A professor of Islamic and
international law at Brunel University, Rehman was appointed as Jahangir’s successor
and took office in July 2018.
Iran never allowed Shaheed, Jahangir or Rehman to visit Iran, despite their repeated requests.
Before the establishment
of UNHRC to replace the UN Human Rights Commission, former Venezuelan Justice
Minister Andrés Aguilar was the representative of the UN for monitoring human
rights in Iran (1984-1986). Aguilar's successor, Salvadoran lawyer, Reynaldo
Galindo Pohl, served as UN special rapporteur for human rights in Iran from
1986 to 1995.
Galindo Pohl's successor,
Canadian lawyer Maurice Danby Capithorne, served until 2002.
In an interview with Radio
Free Europe, Danby Copithorne disclosed that his first report on human rights
in Iran infuriated the Iranian authorities to the extent that they banned him
from visiting Tehran.
On December 17, 2018, the
UN General Assembly passed a resolution condemning widespread human rights
violations in Iran.
The resolution denounced
the country’s “ongoing severe limitations and restrictions on the right to
freedom of thought, conscience, religion, or belief."
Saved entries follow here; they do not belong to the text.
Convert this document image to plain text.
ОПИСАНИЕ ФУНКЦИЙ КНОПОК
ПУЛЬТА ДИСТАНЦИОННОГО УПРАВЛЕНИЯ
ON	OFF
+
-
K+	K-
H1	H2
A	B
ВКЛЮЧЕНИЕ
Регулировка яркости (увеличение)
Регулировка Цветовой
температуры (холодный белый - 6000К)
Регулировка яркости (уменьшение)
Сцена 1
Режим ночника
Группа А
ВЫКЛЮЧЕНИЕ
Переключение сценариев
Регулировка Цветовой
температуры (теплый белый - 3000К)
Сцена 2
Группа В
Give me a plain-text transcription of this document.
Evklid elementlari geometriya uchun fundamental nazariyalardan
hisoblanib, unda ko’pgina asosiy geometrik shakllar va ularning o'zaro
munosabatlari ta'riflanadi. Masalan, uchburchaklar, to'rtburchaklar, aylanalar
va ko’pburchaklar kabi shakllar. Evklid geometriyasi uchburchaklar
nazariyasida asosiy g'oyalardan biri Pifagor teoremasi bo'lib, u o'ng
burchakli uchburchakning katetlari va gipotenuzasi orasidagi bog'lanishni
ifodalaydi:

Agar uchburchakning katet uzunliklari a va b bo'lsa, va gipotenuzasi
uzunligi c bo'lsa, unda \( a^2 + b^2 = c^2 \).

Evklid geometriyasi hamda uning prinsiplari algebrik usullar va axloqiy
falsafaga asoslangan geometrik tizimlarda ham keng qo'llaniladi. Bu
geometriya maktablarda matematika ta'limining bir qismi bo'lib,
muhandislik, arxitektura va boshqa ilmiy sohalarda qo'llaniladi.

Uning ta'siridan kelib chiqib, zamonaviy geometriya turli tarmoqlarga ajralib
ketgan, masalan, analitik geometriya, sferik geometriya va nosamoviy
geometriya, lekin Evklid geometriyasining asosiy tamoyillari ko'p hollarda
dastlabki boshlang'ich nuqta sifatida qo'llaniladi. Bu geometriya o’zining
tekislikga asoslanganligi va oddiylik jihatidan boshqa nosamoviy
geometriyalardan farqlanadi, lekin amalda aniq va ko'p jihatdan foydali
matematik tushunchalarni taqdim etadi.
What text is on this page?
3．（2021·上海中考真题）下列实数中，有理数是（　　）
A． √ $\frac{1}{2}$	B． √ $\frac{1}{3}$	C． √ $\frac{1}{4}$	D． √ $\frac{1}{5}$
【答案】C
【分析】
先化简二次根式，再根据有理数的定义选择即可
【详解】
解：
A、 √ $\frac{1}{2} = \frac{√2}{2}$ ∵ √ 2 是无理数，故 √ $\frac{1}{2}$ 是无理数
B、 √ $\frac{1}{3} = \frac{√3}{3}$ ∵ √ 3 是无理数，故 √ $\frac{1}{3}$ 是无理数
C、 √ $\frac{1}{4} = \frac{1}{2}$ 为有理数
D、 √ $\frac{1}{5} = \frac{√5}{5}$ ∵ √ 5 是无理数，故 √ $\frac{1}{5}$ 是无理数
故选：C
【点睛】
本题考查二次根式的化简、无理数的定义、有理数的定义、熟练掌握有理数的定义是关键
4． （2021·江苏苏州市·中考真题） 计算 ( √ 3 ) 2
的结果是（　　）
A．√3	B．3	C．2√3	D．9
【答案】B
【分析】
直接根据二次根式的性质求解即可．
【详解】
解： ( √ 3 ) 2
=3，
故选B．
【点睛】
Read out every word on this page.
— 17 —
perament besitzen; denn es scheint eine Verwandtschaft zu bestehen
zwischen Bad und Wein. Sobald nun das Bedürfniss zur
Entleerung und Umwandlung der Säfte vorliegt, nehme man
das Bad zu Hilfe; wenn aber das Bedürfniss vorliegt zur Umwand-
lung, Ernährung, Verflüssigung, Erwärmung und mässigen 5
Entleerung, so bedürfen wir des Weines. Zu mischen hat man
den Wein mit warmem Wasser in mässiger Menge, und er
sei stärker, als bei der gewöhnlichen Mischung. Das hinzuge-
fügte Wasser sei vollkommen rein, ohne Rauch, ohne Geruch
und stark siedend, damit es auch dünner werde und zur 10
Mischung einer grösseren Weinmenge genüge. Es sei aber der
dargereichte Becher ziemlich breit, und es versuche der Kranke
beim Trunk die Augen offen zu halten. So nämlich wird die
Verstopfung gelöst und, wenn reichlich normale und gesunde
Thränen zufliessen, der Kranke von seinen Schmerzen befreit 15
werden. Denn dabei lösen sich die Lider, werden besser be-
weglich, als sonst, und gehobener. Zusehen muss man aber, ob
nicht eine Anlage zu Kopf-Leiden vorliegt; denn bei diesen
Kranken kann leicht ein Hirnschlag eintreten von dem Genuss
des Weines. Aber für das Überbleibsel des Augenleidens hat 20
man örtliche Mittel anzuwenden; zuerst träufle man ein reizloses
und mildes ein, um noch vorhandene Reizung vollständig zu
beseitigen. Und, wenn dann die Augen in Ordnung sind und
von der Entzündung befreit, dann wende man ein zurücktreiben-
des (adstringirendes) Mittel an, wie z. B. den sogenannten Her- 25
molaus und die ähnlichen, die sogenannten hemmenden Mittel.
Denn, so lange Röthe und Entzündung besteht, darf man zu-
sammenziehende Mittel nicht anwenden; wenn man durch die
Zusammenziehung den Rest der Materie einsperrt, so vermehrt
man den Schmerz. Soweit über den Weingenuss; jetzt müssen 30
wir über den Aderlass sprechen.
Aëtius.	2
Furthermore, Tehran was blamed by the resolution for restrictions and attacks on places of worship and burial and other human rights violations. These included but not limited to harassment, intimidation, persecution, arbitrary arrests, and detention, denial of access to education and incitement to hatred leading to violence against persons belonging to recognized and unrecognized religious minorities.